'Plan B' emergency contraceptive pill offered at vending machine on UC Davis Campus

You can usually buy a soda, candy bar, or bag of chips from a vending machine, but at a vending machine on the campus of the University of California Davis, you can get condoms, pregnancy tests, and an emergency contraceptive pill. (April 21, 2017)

Ditch the sodas and snacks, the University of California Davis has brought sexual health items, including the emergency contraceptive pill, to an campus vending machine.

Side by side with condoms, tampons, pads, pregnancy tests and headache medication – A vending machine in the campus Activities and Recreation building is now stocked with the emergency contraceptive pill.

Also known as the morning after pill or “Plan B,” not to be confused with the abortion pill, can be used to prevent pregnancy for up to five days after unprotected sex.

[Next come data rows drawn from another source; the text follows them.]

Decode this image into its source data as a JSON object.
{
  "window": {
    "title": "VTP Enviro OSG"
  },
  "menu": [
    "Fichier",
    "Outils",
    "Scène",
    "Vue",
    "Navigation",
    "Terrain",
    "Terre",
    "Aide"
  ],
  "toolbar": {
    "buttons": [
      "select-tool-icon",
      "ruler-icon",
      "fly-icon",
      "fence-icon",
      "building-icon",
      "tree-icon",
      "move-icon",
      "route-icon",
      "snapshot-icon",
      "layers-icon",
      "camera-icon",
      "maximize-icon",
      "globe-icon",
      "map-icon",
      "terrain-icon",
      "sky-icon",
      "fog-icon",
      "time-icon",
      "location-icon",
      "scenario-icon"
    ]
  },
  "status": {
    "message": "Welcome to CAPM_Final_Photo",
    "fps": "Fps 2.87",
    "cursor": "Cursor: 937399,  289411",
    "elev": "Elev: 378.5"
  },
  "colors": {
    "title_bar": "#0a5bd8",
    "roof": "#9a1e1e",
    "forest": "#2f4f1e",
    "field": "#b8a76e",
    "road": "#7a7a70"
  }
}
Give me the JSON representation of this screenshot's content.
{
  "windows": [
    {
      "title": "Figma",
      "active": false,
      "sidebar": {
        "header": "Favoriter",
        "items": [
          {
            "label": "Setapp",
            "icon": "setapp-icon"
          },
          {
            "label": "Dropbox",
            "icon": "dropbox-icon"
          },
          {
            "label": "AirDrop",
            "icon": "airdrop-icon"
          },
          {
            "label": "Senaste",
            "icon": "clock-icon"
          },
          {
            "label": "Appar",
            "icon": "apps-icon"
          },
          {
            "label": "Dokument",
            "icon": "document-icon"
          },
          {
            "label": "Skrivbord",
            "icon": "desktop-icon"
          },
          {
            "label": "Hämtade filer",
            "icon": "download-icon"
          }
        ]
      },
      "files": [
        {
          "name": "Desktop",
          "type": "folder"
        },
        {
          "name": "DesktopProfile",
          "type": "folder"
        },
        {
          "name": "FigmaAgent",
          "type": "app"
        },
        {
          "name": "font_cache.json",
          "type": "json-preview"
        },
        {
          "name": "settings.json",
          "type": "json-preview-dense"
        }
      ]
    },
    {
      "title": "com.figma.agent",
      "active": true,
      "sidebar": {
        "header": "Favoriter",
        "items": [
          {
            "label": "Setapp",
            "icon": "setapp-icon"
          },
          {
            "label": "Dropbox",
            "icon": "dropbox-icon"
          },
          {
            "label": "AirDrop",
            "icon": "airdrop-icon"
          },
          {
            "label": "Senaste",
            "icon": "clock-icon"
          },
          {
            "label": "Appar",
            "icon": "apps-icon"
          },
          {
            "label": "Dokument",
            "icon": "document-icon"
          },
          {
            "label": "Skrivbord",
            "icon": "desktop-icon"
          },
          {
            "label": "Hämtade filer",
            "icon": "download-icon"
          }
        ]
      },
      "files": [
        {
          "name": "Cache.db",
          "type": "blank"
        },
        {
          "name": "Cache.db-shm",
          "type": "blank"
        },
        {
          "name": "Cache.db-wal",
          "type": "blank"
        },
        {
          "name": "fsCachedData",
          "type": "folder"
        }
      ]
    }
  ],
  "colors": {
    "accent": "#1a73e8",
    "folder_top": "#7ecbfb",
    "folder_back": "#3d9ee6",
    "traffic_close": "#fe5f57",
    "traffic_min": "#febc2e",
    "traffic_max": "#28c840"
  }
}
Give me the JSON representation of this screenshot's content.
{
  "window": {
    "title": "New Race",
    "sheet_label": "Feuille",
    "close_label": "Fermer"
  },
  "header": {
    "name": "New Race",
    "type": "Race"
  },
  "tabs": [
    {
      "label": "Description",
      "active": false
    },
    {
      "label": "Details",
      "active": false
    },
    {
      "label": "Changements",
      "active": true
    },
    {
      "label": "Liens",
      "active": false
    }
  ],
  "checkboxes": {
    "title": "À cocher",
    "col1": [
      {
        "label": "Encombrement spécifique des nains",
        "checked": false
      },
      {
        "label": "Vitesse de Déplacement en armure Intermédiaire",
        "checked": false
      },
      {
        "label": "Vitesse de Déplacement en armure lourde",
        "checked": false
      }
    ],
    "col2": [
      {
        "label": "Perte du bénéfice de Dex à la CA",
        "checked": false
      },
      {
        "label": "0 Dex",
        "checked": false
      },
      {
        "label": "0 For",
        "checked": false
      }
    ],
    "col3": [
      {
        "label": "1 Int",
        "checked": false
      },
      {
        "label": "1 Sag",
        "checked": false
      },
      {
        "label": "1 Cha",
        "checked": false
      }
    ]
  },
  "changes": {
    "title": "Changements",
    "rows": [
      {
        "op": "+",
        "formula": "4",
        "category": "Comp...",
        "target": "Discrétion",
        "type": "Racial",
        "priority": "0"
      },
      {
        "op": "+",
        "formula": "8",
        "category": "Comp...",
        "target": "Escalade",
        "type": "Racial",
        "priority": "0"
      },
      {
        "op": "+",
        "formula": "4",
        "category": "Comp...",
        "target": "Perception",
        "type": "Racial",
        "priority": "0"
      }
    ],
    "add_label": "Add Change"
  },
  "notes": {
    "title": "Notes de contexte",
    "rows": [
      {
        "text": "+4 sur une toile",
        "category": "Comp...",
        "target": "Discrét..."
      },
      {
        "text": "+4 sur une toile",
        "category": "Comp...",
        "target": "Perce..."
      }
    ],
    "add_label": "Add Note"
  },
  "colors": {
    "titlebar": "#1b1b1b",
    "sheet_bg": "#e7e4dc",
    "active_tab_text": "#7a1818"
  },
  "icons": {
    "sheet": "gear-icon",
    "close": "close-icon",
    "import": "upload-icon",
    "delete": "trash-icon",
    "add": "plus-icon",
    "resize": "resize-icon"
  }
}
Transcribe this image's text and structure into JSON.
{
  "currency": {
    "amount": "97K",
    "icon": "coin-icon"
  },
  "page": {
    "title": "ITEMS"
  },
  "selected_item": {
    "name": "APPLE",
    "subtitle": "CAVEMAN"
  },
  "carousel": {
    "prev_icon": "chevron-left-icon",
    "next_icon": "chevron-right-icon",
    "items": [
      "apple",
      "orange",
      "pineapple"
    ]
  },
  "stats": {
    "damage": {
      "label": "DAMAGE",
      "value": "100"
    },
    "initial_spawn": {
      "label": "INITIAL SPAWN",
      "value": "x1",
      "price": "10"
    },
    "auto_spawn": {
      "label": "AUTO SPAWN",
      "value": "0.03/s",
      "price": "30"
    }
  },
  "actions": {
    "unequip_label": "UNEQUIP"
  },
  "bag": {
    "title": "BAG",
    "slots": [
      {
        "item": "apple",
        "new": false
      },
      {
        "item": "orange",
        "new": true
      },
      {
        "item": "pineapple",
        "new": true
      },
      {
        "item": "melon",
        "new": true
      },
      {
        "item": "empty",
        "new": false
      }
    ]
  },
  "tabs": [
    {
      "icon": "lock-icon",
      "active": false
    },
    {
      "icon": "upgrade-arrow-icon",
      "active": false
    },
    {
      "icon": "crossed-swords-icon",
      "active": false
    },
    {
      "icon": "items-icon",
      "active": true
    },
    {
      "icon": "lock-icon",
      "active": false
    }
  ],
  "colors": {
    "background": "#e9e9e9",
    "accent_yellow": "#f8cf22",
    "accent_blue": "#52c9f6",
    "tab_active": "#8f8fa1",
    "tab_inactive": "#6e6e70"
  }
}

According to the Planned Parenthood website, the pill is a “safe and effective” form of contraception.

It can be purchased by anyone at the on campus vending machine for $30. The pill can be bought over-the-counter at drugstores and health centers between $25 and $65.

Former student government senator Patreek Singh worked with the University over the last two years to make it happen.

The undergraduate senior studying business says he had friends who ran into an issue getting the pill in the small Northern Californian college town.

"We only have on pharmacy that's open 24/7. And they were at the pharmacy Friday night trying to get the plan B or emergency contraceptive, and they were all out, and they weren't going to get it restocked until Monday,” Singh said. “And I thought that was problematic."

There is still stigma associated with purchasing contraceptive items and their shouldn’t be, Singh said. He hopes the vending machine will encourage his peers to practice safe sex habits and in the case of an emergency, have the appropriate resources.

Some skeptics worry that students will resort to using the emergency pill in place of other contraceptive alternatives like condoms or birth control.

Singh said he has been contacted by students at other college campuses and would like to see the pill in vending machines nationwide.